The accumulator supports:

• Text streaming
• Tool execution segments
• Approval requests
• Approval state updates

This enables rich AI responses with structured segments.

8. DialogDetailsStore

Handles GraphQL-based dialog retrieval for ticket views.

Responsibilities

• Fetch single dialog
• Fetch paginated messages
• Poll for new messages
• Separate client and admin messages
• Merge streaming text chunks
• Maintain typing indicators

GraphQL Interaction Pattern

flowchart TD
    Store["DialogDetailsStore"] --> ApiClient["ApiClient"]
    ApiClient --> GraphQL["/chat/graphql"]
    GraphQL --> Connection["MessageConnection"]
    Connection --> Store

The store ensures:

• No duplicate messages
• Cursor-based pagination
• Efficient polling updates

Type System and Message Modeling

Dialog Types

• DialogNode
• DialogConnection
• DialogsResponse
• DialogResponse

Message Types

• GraphQLMessage
• CoreMessage
• MessagesResponse

These types:

• Normalize backend GraphQL responses
• Support structured AI message segments
• Provide runtime type guards

Authentication and Token Lifecycle Summary

flowchart TD
    Login["User Login"] --> CookieOrToken["Cookie or Dev Token"]
    CookieOrToken --> ApiRequest["API Request"]
    ApiRequest --> Unauthorized{"401?"}
    Unauthorized -->|No| Success["Continue"]
    Unauthorized -->|Yes| Refresh["/oauth/refresh"]
    Refresh --> Valid{"Valid?"}
    Valid -->|Yes| Retry["Retry Request"]
    Valid -->|No| ForceLogout["Force Logout"]
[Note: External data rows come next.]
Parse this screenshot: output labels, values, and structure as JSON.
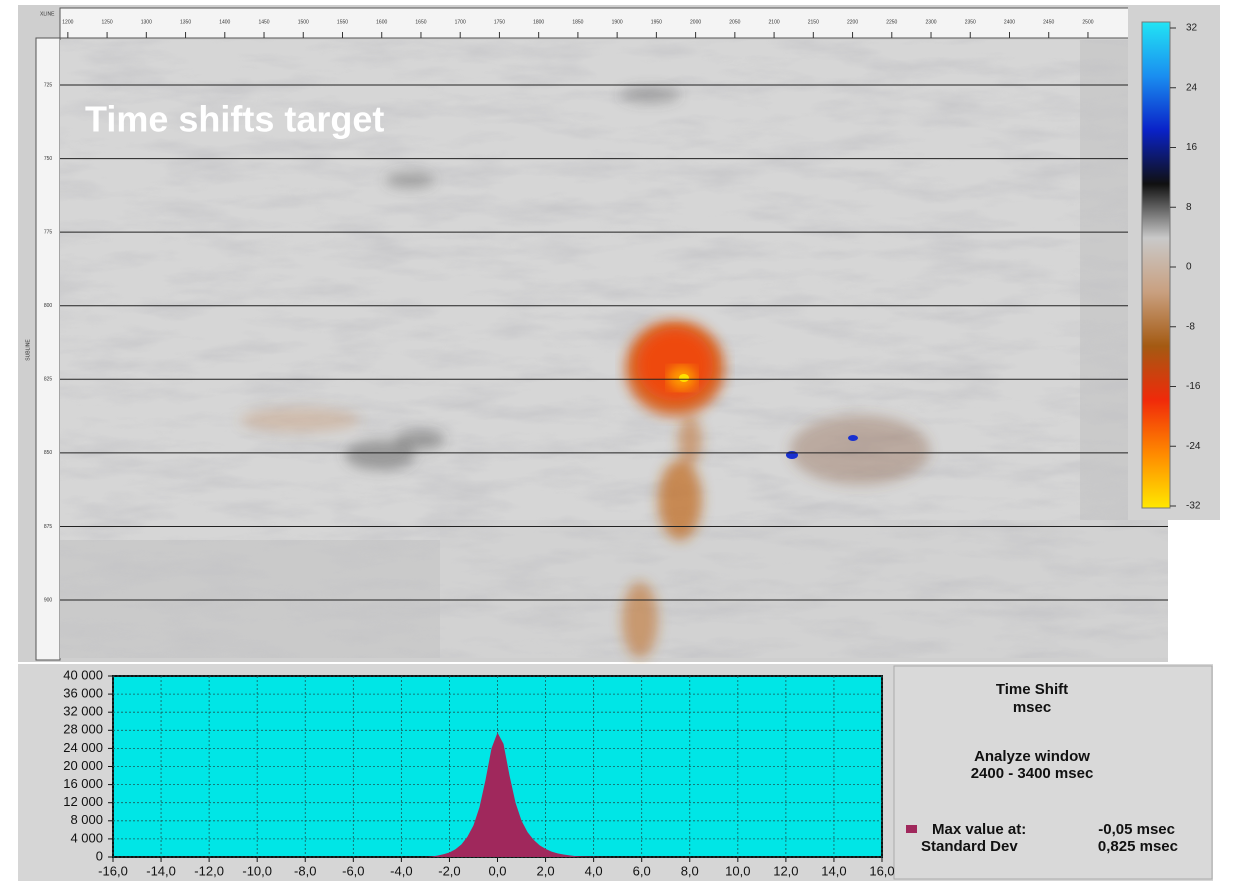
{
  "seismic": {
    "title": "Time shifts target",
    "xlabel": "XLINE",
    "ylabel": "SUBLINE",
    "xlim": [
      1190,
      2602
    ],
    "xticks": [
      1200,
      1250,
      1300,
      1350,
      1400,
      1450,
      1500,
      1550,
      1600,
      1650,
      1700,
      1750,
      1800,
      1850,
      1900,
      1950,
      2000,
      2050,
      2100,
      2150,
      2200,
      2250,
      2300,
      2350,
      2400,
      2450,
      2500
    ],
    "ylim": [
      709.7,
      919.7
    ],
    "yticks": [
      725,
      750,
      775,
      800,
      825,
      850,
      875,
      900
    ],
    "colorbar": {
      "lim": [
        32,
        -32
      ],
      "ticks": [
        32,
        24,
        16,
        8,
        0,
        -8,
        -16,
        -24,
        -32
      ],
      "colors": [
        "#22e4f4",
        "#1a8ef0",
        "#0a22c8",
        "#101010",
        "#c9c9c9",
        "#c9a080",
        "#a45a12",
        "#f02a0a",
        "#ff8a00",
        "#ffe800"
      ]
    }
  },
  "chart_data": {
    "type": "area",
    "color": "#a0285c",
    "background": "#00e6e6",
    "grid": true,
    "x": [
      -3,
      -2.75,
      -2.5,
      -2.25,
      -2,
      -1.75,
      -1.5,
      -1.25,
      -1,
      -0.75,
      -0.5,
      -0.25,
      0,
      0.25,
      0.5,
      0.75,
      1,
      1.25,
      1.5,
      1.75,
      2,
      2.25,
      2.5,
      2.75,
      3,
      3.25,
      3.5,
      4,
      4.5
    ],
    "values": [
      0,
      100,
      300,
      600,
      1000,
      1700,
      2800,
      4500,
      7000,
      11000,
      17000,
      24000,
      27500,
      25000,
      18000,
      12000,
      8000,
      5500,
      3800,
      2600,
      1800,
      1200,
      800,
      550,
      350,
      200,
      120,
      50,
      0
    ],
    "xlim": [
      -16,
      16
    ],
    "xticks": [
      {
        "value": -16,
        "label": "-16,0"
      },
      {
        "value": -14,
        "label": "-14,0"
      },
      {
        "value": -12,
        "label": "-12,0"
      },
      {
        "value": -10,
        "label": "-10,0"
      },
      {
        "value": -8,
        "label": "-8,0"
      },
      {
        "value": -6,
        "label": "-6,0"
      },
      {
        "value": -4,
        "label": "-4,0"
      },
      {
        "value": -2,
        "label": "-2,0"
      },
      {
        "value": 0,
        "label": "0,0"
      },
      {
        "value": 2,
        "label": "2,0"
      },
      {
        "value": 4,
        "label": "4,0"
      },
      {
        "value": 6,
        "label": "6,0"
      },
      {
        "value": 8,
        "label": "8,0"
      },
      {
        "value": 10,
        "label": "10,0"
      },
      {
        "value": 12,
        "label": "12,0"
      },
      {
        "value": 14,
        "label": "14,0"
      },
      {
        "value": 16,
        "label": "16,0"
      }
    ],
    "ylim": [
      0,
      40000
    ],
    "yticks": [
      0,
      {
        "value": 4000,
        "label": "4 000"
      },
      {
        "value": 8000,
        "label": "8 000"
      },
      {
        "value": 12000,
        "label": "12 000"
      },
      {
        "value": 16000,
        "label": "16 000"
      },
      {
        "value": 20000,
        "label": "20 000"
      },
      {
        "value": 24000,
        "label": "24 000"
      },
      {
        "value": 28000,
        "label": "28 000"
      },
      {
        "value": 32000,
        "label": "32 000"
      },
      {
        "value": 36000,
        "label": "36 000"
      },
      {
        "value": 40000,
        "label": "40 000"
      }
    ],
    "annotations": {
      "axis_title": "Time Shift",
      "axis_unit": "msec",
      "window_title": "Analyze window",
      "window_range": "2400 - 3400 msec",
      "max_label": "Max value at:",
      "max_value": "-0,05 msec",
      "std_label": "Standard Dev",
      "std_value": "0,825 msec"
    }
  }
}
This unified mechanism is shared across:

• Core API requests
• Tool integrations
• Chat requests
• GraphQL queries

How This Module Fits Into OpenFrame

The Frontend Tenant Api Clients And Mingo module serves as the frontend integration boundary for:

• API Service (business APIs)
• Authorization Server (OAuth2 + tenant resolution)
• Gateway (proxy and security enforcement)
• Fleet MDM
• Tactical RMM
• Chat and AI services

It ensures:

• Multi-tenant safety
• Consistent authentication
• Centralized error handling
• Tool abstraction
• AI chat orchestration
• Reactive state synchronization

Without this module, the frontend would require duplicated authentication logic, fragmented tool integrations, and inconsistent chat handling.

Summary

The Frontend Tenant Api Clients And Mingo module is the frontend’s transport, authentication, and AI orchestration layer.

It provides:

• A resilient, refresh-aware HTTP client
• SaaS-aware auth routing
• Tool-specific API wrappers
• AI dialog lifecycle management
• Streaming message handling
• Structured GraphQL integration
• Centralized state stores

It is foundational to delivering a secure, multi-tenant, AI-enabled OpenFrame frontend experience.